Deepfakes and Stolen Voices: How to Navigate a new era of Identity Theft

Noah Kjos

Jun 7, 2024 — 11 min read

"Create an image of a shadowy figure with a microphone"

This newsletter is a repost from my blog, Noah's Ark on LinkedIn. If you enjoy, please consider subscribing.

In today’s newsletter I want to help provide education on where voices can be stolen from by malicious actors, examples of what a stolen voice could be used for, and what you can do to protect yourself, your family, and your business.

As I have written about before, generative AI has opened up a Pandora’s box where we can no longer trust anything we see or hear. While we as a collective society are used to being somewhat skeptical of what we see, we are not accustomed to having to question what we hear, and especially “who” we are hearing. The flip side of this is we have never had to think about how our voice might be “stolen” or misused, or truly thought about just how accessible our voices are to anyone looking for them.

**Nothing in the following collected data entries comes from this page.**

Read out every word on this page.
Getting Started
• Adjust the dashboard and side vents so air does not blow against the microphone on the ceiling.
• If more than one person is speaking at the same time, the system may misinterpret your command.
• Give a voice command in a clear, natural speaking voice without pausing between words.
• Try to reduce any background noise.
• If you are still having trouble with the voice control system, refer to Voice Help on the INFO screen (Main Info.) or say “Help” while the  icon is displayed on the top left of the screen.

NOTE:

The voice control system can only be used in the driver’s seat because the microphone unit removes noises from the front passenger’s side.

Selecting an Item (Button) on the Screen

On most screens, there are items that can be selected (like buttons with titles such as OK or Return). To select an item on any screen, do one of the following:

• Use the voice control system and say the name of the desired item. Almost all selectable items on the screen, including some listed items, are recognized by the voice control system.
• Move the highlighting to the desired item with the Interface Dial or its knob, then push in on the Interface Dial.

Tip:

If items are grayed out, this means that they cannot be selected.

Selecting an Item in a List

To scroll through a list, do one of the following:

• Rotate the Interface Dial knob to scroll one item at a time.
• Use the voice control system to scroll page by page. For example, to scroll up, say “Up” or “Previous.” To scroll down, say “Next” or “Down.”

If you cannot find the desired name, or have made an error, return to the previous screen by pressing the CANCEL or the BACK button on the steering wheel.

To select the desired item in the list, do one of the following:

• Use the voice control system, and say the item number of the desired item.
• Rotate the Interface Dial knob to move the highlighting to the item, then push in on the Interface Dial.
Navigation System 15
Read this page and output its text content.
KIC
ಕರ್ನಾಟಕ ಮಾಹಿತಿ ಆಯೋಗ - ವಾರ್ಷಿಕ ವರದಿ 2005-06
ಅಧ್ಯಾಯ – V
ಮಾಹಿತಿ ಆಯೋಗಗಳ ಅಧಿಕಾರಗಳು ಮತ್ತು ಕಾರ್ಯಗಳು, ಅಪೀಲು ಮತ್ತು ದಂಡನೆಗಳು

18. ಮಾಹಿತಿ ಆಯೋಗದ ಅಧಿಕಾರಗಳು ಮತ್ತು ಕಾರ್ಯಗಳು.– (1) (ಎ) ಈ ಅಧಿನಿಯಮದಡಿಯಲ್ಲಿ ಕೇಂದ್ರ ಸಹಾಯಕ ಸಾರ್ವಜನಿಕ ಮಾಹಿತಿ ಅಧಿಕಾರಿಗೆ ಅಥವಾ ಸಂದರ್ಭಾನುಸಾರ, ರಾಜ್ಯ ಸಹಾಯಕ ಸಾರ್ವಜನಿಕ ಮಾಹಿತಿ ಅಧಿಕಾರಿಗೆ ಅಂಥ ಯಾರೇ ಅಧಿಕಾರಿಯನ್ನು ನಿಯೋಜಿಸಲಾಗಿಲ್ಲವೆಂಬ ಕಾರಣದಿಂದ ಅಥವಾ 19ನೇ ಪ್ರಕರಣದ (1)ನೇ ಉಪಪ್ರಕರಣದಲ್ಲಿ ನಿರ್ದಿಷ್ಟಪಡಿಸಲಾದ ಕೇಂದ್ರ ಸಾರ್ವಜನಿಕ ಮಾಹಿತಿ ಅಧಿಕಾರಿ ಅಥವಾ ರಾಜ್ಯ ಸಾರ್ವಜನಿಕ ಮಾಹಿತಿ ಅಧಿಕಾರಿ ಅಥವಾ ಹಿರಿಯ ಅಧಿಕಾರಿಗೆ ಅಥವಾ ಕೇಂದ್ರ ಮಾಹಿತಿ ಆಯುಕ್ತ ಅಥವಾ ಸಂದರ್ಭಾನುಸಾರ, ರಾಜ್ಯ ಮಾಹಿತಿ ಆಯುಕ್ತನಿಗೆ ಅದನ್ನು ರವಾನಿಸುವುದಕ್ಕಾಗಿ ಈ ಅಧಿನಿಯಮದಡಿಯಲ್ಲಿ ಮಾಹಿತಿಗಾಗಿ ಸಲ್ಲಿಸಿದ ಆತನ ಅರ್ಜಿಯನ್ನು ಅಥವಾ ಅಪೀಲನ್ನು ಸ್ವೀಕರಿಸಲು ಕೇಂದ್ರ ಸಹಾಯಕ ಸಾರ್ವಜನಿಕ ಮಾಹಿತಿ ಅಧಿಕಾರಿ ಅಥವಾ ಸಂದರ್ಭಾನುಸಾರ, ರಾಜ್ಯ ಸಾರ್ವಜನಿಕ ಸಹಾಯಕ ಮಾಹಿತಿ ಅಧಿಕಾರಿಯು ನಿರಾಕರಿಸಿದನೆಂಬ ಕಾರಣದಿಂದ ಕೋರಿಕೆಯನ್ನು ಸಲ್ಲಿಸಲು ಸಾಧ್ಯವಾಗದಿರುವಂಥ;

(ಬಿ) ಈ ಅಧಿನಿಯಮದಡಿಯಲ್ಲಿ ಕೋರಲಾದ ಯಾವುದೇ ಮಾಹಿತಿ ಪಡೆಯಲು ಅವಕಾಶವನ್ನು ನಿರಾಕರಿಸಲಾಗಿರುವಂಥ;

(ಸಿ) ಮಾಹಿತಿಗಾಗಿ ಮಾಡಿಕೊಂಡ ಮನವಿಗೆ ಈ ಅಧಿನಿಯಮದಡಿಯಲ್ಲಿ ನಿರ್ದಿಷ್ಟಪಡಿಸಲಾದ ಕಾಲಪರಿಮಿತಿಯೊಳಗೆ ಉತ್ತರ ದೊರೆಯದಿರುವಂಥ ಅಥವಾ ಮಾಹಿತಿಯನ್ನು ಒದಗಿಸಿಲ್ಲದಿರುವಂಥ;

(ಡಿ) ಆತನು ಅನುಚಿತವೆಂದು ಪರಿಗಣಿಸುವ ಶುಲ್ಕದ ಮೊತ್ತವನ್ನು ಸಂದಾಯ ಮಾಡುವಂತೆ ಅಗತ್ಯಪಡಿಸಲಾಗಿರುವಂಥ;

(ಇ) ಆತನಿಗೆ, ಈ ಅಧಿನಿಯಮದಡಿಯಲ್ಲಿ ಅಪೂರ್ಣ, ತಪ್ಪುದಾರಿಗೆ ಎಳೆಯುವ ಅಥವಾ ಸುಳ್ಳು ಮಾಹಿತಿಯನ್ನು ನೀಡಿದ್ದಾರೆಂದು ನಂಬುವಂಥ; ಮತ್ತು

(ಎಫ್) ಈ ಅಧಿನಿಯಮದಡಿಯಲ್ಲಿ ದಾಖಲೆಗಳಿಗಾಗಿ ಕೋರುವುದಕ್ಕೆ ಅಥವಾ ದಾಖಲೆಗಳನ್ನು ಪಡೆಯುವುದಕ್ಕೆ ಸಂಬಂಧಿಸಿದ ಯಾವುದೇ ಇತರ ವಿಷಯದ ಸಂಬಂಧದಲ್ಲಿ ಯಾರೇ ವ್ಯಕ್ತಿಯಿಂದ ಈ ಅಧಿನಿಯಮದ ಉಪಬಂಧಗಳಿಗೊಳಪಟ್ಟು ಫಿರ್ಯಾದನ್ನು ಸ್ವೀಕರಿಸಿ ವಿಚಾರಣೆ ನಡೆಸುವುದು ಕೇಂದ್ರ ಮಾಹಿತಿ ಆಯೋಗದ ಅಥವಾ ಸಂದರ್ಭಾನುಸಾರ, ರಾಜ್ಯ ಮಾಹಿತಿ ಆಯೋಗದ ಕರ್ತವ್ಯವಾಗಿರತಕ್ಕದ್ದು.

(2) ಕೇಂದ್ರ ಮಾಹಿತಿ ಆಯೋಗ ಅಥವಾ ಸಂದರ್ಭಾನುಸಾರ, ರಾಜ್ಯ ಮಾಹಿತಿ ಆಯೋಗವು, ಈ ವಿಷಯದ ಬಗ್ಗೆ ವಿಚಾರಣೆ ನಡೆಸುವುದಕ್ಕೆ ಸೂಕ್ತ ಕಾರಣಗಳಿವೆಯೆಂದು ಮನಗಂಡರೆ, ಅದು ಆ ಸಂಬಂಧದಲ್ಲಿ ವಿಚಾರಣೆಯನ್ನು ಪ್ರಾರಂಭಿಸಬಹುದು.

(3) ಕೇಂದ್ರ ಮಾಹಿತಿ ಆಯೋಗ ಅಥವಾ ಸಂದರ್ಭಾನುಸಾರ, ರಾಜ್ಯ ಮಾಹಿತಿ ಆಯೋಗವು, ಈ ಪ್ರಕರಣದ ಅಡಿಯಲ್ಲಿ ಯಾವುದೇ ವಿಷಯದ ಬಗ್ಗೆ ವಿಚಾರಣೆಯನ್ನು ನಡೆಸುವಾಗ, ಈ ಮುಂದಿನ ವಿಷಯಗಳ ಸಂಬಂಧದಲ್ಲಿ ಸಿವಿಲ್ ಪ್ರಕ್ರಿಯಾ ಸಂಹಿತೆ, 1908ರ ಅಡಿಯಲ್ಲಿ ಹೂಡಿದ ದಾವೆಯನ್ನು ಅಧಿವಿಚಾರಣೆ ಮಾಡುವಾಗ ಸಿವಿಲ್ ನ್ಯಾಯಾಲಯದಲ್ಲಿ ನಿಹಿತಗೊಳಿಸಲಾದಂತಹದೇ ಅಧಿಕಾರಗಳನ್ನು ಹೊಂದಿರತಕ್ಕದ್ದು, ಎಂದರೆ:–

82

With this new reality comes a host of problems that your everyday person is not educated on, let alone prepared for, that are going to have far reaching effects and consequences. The goal of this blog is to help provide foundational education and awareness of how a voice can be “stolen”, what it can be used for, and what practical steps can be taken in light of this new threat.

Let’s start by identifying where our voices can be stolen from.

Ready to get depressed? Me too. Let’s rip the bandaid off.

Most of us have never considered needing to be careful about where our voice appears. At most it’s consideration of “what” we are saying from a reputational management standpoint, but never before have we had to deal with the fact that our voice itself can be replicated.

Here is a non-comprehensive list of places where our voices might appear digitally. Note, I say “digitally” because some of the places where our voices found aren’t necessarily “online”.

Social Media Platforms: TikTok, Facebook, Instagram, Youtube, Twitter, etc. where users upload videos, often including their voice. (Goodluck to all you want-to-be influencers)
Voicemail Recordings: Personal or business voicemails are vulnerable and many sales prospecting tools allow you to find both personal and business phone numbers.
Phone Calls: Your voice can be recorded during a personal or work call.
Video Calls: Your voice can be recorded during a call on Zoom, Google Meet, Microsoft Teams, Facetime etc.
Voice Messages on Messaging Apps: Your voice can be taken from voice messages on facebook messenger, WhatsApp, Signal, Telegram, imessage, etc.
Game Chats: Voice chats can be recorded when you’re gaming. Think Playstation parties, Xbox parties, Discord rooms, etc.
Podcasts and Interviews: Often available to anyone on streaming platforms or YouTube.
Public Speeches and Presentations: Video’s or recordings other people may have taken at a public event can often be found online.
Video Blogs: Personal blogs with audio content can be found online.
Workshops and Webinars: If you are a speaker or someone asking a question and a recording gets posted.
Educational Recordings: Lectures, online courses, and instructional videos often contain the voices of instructors and/or participants.
Other People’s Personal Recordings: You might appear in videos or recordings that other people have taken of you.
Legal and Administrative Recordings: Courtroom proceedings and other public and governmental meetings are often recorded.
Customer Service Calls: These are often recorded and could be accessed in a breach or by a disgruntled employee.
Smart Home Devices: Hackers could potentially access recordings stored on home devices like Alexa, Google Home, Ring Doorbells, etc.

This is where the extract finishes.